Evelio Rosero studied primary school in Colombia’s southern city of Pasto, and high school in Bogotá, where he later attended Universidad Externado de Colombia obtaining a degree in Journalism. When he was 21, he won Colombia’s Premio Nacional de Cuento del Quindío 1979 (National Short Story Award of Quindío), for his piece Ausentes (The Departed) that was published by Instituto Colombiano de Cultura in the book 17 Cuentos colombianos (17 Colombian Short Stories). In 1982 he was awarded with the Premio Iberoamericano de Libro de Cuentos Netzahualcóyotl, in Mexico City for his earlier stories, and that same year, a novella under the title Papá es santo y sabio (Dad is holy and wise) won Spain’s Premio Internacional de Novela Breve Valencia. After these early successess, Rosero fled to Europe and lived first in Paris and later in Barcelona.
His first novel in 1984 was Mateo Solo (Mateo Alone), which began his trilogy known as Primera Vez (First Time). Mateo Solo is a story about a child confined in his own home. Mateo knows about the outside world for what he sees through the windows. It is a novel of dazzling confinement, where sight is the main character: his sister, his aunt, his nanny all play their own game while allowing Mateo to keep his hope for identity in plotting his own escape.
With his second book in 1986, Juliana los mira (Juliana is watching), Evelio Rosero was translated into Swedish, Norwegian, Danish and German to great acclaim. Once again, the visual experience of a child, this time a girl, builds the world of grownups and family, unveiling all the brutality and meanness of adults as seen with her ingenuousness. Juliana’s world is her own house and family. As Juliana watches her parents and relatives, she builds them. Her sight alters objects as she contemplates them. This was the first book where Rosero involved other themes from Colombia’s tragical reality such as kidnapping, presented here as a permanent threat that in the end justifies Juliana’s own confinement.
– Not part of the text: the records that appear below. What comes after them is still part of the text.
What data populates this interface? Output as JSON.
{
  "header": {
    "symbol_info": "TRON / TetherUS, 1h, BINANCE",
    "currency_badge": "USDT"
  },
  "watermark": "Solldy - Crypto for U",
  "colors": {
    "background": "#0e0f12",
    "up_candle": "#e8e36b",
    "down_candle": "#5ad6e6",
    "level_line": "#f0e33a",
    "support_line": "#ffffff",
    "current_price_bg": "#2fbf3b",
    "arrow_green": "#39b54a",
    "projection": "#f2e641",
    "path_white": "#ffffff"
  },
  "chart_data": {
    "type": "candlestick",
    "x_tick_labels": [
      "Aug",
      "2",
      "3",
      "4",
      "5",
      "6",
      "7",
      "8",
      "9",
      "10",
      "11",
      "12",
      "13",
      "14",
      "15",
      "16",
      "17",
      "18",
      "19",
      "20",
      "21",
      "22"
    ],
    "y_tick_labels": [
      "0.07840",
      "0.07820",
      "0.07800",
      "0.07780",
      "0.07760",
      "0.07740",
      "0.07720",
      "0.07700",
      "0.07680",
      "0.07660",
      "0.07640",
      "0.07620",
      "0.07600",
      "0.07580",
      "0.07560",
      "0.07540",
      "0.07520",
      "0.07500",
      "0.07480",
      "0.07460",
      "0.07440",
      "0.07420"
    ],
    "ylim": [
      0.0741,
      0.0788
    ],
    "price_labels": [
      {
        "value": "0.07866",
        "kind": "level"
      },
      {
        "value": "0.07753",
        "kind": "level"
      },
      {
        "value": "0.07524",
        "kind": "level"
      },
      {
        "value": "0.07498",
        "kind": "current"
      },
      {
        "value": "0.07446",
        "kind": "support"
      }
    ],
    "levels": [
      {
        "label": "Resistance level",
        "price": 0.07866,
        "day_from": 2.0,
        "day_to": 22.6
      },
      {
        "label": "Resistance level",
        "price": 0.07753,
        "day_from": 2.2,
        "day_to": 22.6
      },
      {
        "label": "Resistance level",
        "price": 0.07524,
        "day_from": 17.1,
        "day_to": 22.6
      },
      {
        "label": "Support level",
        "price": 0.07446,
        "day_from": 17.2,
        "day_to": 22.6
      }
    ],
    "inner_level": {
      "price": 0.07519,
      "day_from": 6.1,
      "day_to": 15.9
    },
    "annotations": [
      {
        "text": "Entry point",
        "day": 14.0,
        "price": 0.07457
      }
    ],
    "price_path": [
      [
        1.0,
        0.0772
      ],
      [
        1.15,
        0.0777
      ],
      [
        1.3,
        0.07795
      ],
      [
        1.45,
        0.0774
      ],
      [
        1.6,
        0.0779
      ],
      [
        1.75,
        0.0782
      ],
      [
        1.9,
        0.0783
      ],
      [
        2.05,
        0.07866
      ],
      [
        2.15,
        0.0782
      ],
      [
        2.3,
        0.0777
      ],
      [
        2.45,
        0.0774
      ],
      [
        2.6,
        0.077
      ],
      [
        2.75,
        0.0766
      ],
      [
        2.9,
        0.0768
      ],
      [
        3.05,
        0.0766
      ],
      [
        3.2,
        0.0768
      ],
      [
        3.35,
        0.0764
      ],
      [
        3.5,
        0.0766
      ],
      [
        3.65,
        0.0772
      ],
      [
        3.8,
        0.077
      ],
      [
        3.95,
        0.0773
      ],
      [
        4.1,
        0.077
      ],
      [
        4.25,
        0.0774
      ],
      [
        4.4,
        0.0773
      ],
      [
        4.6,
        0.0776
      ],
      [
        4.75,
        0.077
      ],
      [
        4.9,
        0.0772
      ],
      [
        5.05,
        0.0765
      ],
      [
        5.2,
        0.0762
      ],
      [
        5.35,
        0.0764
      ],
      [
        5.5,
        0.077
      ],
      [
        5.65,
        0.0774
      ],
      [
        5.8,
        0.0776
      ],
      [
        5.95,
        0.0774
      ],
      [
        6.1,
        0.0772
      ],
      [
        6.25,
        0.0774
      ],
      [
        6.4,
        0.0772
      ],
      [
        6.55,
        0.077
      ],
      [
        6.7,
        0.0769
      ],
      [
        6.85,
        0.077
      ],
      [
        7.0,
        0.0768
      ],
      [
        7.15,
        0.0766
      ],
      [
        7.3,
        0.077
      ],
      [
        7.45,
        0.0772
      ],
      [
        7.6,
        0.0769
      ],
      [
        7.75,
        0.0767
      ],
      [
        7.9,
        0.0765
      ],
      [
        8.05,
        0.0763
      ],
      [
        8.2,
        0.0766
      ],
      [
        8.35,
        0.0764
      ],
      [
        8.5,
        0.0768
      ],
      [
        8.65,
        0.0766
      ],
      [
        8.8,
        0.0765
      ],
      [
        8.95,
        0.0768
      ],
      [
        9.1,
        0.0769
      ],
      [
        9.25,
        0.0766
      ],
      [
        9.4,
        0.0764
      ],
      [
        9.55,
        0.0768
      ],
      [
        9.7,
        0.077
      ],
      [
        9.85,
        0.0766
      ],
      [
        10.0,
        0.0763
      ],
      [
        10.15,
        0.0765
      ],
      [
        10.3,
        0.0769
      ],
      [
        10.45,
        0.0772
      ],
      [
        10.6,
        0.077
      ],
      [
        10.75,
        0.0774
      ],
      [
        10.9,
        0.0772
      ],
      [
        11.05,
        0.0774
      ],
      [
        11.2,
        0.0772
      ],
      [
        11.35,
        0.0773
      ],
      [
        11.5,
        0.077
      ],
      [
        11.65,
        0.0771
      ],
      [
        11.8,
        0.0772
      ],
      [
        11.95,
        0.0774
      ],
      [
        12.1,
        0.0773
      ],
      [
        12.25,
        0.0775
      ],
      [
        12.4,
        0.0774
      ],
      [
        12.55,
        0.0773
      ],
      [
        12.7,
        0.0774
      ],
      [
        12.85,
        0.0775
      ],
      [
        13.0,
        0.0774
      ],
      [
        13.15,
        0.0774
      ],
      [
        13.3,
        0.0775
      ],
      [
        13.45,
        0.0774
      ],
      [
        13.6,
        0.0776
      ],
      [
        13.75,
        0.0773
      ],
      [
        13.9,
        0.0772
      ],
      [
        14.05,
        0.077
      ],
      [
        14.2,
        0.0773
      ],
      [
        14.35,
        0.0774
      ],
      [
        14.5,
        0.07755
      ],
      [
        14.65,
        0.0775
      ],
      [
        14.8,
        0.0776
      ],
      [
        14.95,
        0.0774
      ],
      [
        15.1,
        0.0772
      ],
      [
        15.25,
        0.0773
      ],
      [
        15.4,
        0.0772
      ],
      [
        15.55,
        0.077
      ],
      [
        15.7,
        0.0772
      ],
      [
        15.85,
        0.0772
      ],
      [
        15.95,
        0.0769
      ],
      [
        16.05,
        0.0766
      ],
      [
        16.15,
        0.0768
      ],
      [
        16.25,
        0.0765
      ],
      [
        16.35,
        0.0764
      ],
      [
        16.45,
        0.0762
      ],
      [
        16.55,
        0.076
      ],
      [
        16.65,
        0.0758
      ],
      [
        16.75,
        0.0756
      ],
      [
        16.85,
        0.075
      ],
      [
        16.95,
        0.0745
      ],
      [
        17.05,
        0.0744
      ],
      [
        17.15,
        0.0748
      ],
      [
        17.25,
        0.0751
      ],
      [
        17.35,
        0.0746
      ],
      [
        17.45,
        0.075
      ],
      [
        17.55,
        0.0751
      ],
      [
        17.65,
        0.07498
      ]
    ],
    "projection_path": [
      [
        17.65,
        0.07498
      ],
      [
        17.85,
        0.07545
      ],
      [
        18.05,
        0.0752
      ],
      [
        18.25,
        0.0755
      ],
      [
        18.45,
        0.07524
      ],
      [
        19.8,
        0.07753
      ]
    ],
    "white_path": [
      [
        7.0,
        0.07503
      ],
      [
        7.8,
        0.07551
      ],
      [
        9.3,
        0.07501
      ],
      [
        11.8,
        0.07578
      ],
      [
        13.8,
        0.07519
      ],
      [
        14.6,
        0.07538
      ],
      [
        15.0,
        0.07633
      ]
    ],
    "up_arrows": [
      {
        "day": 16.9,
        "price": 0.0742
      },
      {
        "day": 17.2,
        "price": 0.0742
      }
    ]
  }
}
In 1988, El Incendiado (The Burning Man) was published. With this book, Rosero obtained a Proartes bachelor in Colombia and won in 1992 the II Premio Pedro Gómez Valderrama for the most outstanding book written between 1988 and 1992. The novel tells the stories of a group of teenagers from a famous school in Bogotá, Colegio Agustiniano Norte, denouncing the education taught by the priest headmasters as “fool, arcaic, troglodite and morbid”.
To date, he has written nine novels, beginning with Señor que no conoce luna in 1992 and Cuchilla in 2000 which won a Norma-Fundalectura prize. Plutón (Pluto) published also in 2000, Los almuerzos (The lunches) in 2001, Juega el amor in 2002 and Los Ejércitos, which won in 2006 the prestigious 2nd Premio Tusquets Editores de Novela and also won in 2009 the prestigious Independent Foreign Fiction Prize organized by the British newspaper The Independent.
Evelio Rosero currently lives in Bogotá. In 2006 he won Colombia’s Premio Nacional de Literatura (National Literature Prize) awarded in recognition of a life in letters by the Ministry of Culture. His work has been translated into a dozen European languages.